I'm not a DIY kinda person by any stretch of the imagination. However, I have about a hundred leftover 2x4's in my basement and just bought a bag target so I decided to build a stand for my back yard. I borrowed from a bunch of designs I've seen on this forum. As I was building it, I decided to make it able to be disassembled so I could store it when not in use. It turned out pretty good and is ridiculously simple. It's nothing but 2x4s, 3" drywall screws, and a couple of hooks. 

The top bar can be removed but when it's in place, it's really tight. The stand is pretty sturdy!

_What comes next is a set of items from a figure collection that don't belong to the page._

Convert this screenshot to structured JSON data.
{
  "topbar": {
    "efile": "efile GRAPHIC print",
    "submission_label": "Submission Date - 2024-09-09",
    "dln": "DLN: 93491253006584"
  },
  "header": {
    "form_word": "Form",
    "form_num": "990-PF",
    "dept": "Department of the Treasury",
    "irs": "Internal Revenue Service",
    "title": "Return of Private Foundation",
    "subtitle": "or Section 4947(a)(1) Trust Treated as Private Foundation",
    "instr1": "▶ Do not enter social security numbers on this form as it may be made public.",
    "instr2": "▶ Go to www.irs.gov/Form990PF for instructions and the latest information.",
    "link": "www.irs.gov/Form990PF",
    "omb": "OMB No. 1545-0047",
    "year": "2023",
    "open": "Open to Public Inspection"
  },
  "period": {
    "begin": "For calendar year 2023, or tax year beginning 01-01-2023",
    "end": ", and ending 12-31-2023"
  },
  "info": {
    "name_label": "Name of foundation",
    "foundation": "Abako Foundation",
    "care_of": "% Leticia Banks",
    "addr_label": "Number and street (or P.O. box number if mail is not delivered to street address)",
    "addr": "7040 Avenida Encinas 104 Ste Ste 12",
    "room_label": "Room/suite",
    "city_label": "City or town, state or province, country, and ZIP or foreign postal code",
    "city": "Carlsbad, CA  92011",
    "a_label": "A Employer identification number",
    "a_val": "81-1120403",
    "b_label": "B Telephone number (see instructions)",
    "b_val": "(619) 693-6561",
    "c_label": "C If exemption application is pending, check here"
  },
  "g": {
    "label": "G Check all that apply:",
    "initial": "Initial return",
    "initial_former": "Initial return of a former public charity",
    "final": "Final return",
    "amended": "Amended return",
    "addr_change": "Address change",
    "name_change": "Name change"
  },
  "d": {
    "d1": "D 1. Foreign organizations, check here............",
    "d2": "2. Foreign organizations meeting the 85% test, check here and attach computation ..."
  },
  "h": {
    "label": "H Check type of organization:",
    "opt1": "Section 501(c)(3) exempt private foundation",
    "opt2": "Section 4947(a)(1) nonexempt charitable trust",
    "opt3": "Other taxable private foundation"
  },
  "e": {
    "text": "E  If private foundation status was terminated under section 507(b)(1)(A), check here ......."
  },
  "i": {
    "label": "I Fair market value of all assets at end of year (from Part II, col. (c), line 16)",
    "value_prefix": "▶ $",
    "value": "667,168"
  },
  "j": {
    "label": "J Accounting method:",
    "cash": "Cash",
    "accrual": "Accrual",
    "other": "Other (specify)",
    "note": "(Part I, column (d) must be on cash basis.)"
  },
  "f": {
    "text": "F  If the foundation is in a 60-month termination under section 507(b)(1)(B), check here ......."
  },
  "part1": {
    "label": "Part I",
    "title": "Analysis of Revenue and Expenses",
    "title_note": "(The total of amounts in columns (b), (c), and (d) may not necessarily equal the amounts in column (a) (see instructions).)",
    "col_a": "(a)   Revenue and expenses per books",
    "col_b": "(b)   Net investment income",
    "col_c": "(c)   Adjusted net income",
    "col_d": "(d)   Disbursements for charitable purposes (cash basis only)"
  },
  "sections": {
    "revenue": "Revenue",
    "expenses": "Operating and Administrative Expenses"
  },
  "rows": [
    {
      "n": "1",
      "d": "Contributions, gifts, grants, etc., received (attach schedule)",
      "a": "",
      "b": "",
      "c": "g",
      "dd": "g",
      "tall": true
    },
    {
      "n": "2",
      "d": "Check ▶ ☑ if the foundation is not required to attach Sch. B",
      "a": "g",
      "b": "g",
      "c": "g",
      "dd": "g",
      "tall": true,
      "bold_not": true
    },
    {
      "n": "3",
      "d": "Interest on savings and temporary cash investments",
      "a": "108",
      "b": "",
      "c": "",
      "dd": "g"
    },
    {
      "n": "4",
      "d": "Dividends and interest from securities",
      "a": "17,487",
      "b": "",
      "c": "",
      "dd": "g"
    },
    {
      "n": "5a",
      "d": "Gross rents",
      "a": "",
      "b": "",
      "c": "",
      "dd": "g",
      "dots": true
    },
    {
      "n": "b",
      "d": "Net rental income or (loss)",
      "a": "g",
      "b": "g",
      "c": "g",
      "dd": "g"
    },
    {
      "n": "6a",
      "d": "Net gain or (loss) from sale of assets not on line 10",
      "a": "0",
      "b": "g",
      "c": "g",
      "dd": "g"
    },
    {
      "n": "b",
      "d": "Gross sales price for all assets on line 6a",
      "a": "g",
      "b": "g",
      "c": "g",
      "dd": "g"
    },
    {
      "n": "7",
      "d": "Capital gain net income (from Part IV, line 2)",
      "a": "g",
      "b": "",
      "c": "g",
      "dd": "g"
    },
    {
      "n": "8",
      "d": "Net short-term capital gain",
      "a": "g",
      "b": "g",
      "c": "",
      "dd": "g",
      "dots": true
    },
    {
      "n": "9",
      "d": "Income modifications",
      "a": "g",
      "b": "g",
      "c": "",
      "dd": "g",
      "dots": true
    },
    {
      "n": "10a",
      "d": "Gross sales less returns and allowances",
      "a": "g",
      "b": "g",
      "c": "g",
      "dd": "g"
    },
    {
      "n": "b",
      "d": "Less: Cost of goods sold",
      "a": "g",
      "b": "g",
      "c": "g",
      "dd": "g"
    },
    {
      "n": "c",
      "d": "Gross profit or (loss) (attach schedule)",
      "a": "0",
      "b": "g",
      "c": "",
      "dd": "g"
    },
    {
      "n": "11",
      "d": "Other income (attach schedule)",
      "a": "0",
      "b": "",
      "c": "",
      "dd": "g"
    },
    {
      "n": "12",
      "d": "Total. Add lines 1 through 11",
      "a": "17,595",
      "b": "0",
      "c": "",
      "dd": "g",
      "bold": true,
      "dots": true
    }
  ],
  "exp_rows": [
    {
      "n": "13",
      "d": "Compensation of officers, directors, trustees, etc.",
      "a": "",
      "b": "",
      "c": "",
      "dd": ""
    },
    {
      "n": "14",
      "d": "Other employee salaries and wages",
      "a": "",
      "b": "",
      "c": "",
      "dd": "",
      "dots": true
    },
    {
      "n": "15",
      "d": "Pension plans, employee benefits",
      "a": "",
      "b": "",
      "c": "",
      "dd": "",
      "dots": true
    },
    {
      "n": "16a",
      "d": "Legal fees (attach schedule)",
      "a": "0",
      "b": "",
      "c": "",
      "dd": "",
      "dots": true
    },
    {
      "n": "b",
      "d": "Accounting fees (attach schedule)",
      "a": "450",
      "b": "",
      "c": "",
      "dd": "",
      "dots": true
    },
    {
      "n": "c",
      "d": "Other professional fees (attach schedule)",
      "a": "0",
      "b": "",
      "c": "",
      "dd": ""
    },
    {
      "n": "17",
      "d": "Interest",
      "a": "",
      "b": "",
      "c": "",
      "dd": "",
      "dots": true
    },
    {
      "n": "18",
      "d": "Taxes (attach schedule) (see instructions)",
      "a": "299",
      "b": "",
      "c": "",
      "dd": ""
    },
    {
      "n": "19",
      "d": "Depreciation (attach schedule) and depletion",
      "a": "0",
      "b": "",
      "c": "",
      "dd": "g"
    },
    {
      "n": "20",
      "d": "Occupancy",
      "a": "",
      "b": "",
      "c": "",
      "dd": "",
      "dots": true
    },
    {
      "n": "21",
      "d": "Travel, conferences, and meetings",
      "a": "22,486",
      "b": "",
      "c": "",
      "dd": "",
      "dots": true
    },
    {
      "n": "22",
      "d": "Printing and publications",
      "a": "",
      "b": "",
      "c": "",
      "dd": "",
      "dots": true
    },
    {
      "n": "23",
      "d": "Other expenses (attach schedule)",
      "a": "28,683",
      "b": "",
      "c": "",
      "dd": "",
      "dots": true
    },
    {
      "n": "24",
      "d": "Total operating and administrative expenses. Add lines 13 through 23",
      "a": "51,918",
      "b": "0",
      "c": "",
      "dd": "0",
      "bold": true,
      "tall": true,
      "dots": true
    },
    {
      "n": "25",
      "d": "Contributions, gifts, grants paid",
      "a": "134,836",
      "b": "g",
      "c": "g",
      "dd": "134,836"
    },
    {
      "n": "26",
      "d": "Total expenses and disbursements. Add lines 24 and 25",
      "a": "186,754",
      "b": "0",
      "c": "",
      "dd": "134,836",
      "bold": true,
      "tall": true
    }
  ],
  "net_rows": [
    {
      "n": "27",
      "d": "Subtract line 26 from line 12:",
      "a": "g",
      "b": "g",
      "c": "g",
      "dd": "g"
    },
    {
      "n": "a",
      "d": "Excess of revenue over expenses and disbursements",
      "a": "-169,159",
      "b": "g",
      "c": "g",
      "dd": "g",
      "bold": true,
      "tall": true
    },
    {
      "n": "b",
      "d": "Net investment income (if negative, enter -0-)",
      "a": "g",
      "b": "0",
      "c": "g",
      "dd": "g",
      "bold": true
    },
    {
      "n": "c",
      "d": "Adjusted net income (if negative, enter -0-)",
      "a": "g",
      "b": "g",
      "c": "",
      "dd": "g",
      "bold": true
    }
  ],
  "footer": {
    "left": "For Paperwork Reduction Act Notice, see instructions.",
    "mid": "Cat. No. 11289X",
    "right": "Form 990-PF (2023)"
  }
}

Here it is with the target on it:










And here it is with the cross bar removed.


----------



## Lagrange (Dec 8, 2008)

Nice idea. I like the sturdiness of it with the ability to stow it away. Plus I'm a sucker for new looking wood construction.
Good job.


----------



## The_Bonecrusher (May 7, 2009)

i like


----------



## ruffme (Aug 4, 2005)

you look pretty dang handy to me!


----------



## neo71665 (Jul 26, 2007)

Looks good but a suggestion if your open to it. If the top bar is too tight you can make some shims out of a coke bottle and put bewteen the spacer on the top to open the gap up a hair. If you leave it outside the moisture is gonna cause the wood to swell and lock up tight.


----------



## quick94stang (Aug 16, 2009)

looks great!good job, for a finished look you should put a coat of linsead oil on it...


----------



## oldschoolcj5 (Jun 8, 2009)

looks like an engineer built it ... nice job!!


----------



## krachall (Feb 14, 2010)

Civil Engineer, to be exact. Which means it's 2x overdesigned and 3x overpriced 

Seriously, thanks for the suggestions, all. I take it inside every night but for the times when I forget, I'll definitely weatherproof it


----------



## 419deerhunter (Oct 9, 2009)

bump so i can find this thread later. Me and the father in law are getting ready to build some sort of target stand


----------



## carnate617 (Mar 10, 2008)

another bump. I'm building this tomorrow


----------



## cptbrain (Dec 16, 2007)

Nice!:darkbeer:


----------



## Alienmulie09 (Aug 7, 2009)

Great work Just dont forget to seal the wood with Thompson ......


----------



## Saint Hubert (Sep 20, 2007)

Very nice! I'm going to make one of those!


----------



## Luky (Feb 29, 2012)

Hey this is my first post! Bump for a great idea and so I can find it later to build. I like that it can be taken apart so easily. Thanks.


----------



## onyx48166 (Feb 9, 2011)

nice


----------



## sticknstrang (Nov 28, 2011)

Nice work, glad to see another Georgia boy on here even if you are a Jackets fan...LOL:boink:


----------